PURPOSE: Tuberculosis is one of the leading infectious diseases in adults, causing around 3 million deaths annually. Research on understanding the host defense and immunopathogenesis of tuberculosis is necessary because there is an urgent need for a new vaccine and adjunctive immunotherapy, particularly in patients with drug resistant Mycobacterium tuberculosis infection. Recently, many aspects of cytokine dynamics in patients with active pulmonary tuberculosis have been investigated through ex-vivo studies with specific or crude mycobacterial antigens, or M. tuberculosis.

METHODS: We used whole blood culture method in order to evaluate IL-12 and TNF-alpha productions in active TB patients, tuberculin skin test positive and negative healthy controls. We investigated the productions of IL-12, TNF-alpha in response to nonspecific mitogens and M. tuberculosis specific antigens. We used many tuberculous antigens for stimulation. The tuberculous antigens are culture filtrate proteins (CFP), purified protein derivatives (PPD), antigen 85A M. tuberculosis proteins (Ag85A), early secretory antigen target-6 (ESAT-6), 38k Dalton antigen (38kDa), RNA polymerase [beta] subunit B1 (rpoB1), RNA polymerase [beta] subunits B2 (rpoB1), arabinofuranasyl lipoarabinomannan(araLAM), manosyl-capped lipoarabinomannan(manLAM), and non-specific mitogens are concanavalinA(ConA), lipopolysaccaride(LPS), phytohaemagglutinin(PHA). In addition, we monitored the changes of each cytokine production in TB patients during the course of therapeutic treatment.

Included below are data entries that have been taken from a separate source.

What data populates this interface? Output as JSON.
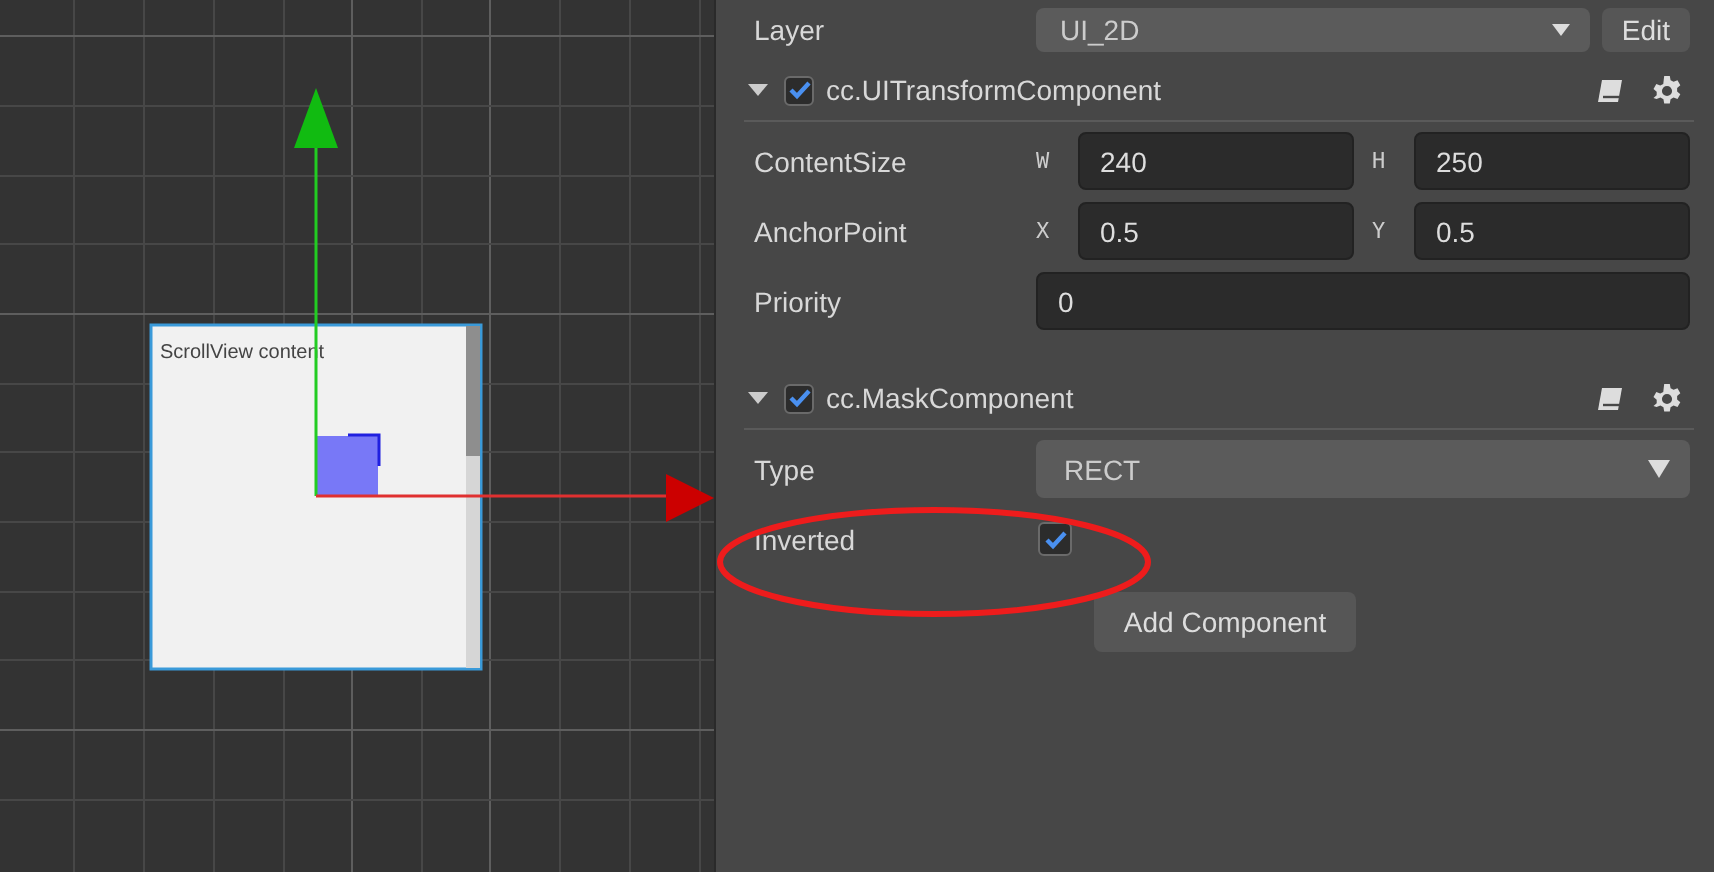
{
  "scene": {
    "node_label": "ScrollView content"
  },
  "layer": {
    "label": "Layer",
    "value": "UI_2D",
    "button": "Edit"
  },
  "components": [
    {
      "name": "cc.UITransformComponent",
      "expanded": true,
      "enabled": true,
      "properties": [
        {
          "kind": "pair",
          "label": "ContentSize",
          "fields": [
            {
              "axis": "W",
              "value": "240"
            },
            {
              "axis": "H",
              "value": "250"
            }
          ]
        },
        {
          "kind": "pair",
          "label": "AnchorPoint",
          "fields": [
            {
              "axis": "X",
              "value": "0.5"
            },
            {
              "axis": "Y",
              "value": "0.5"
            }
          ]
        },
        {
          "kind": "number",
          "label": "Priority",
          "value": "0"
        }
      ]
    },
    {
      "name": "cc.MaskComponent",
      "expanded": true,
      "enabled": true,
      "properties": [
        {
          "kind": "select",
          "label": "Type",
          "value": "RECT"
        },
        {
          "kind": "checkbox",
          "label": "Inverted",
          "checked": true
        }
      ]
    }
  ],
  "add_button": "Add Component"
}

RESULTS: In our study, production of IL-12, TNF-alpha to nonmannose-capped lipoarabinomannan(araLAM) increased significantly in active tuberculosis patients compared to healthy controls, After 2 month, production of IL-12, TNF-alpha to araLAM decreased significantly throughout the therapeutic periods.

CONCLUSION: Our study suggest that productions of IL-12, TNF-alpha plays a important role in the pathogenesis and treatment of tuberculosis.

CLINICAL IMPLICATIONS: Whole blood culture method to IL-12, TNF-alpha may be used in the diagnosis of active pulmonary tuberculosis.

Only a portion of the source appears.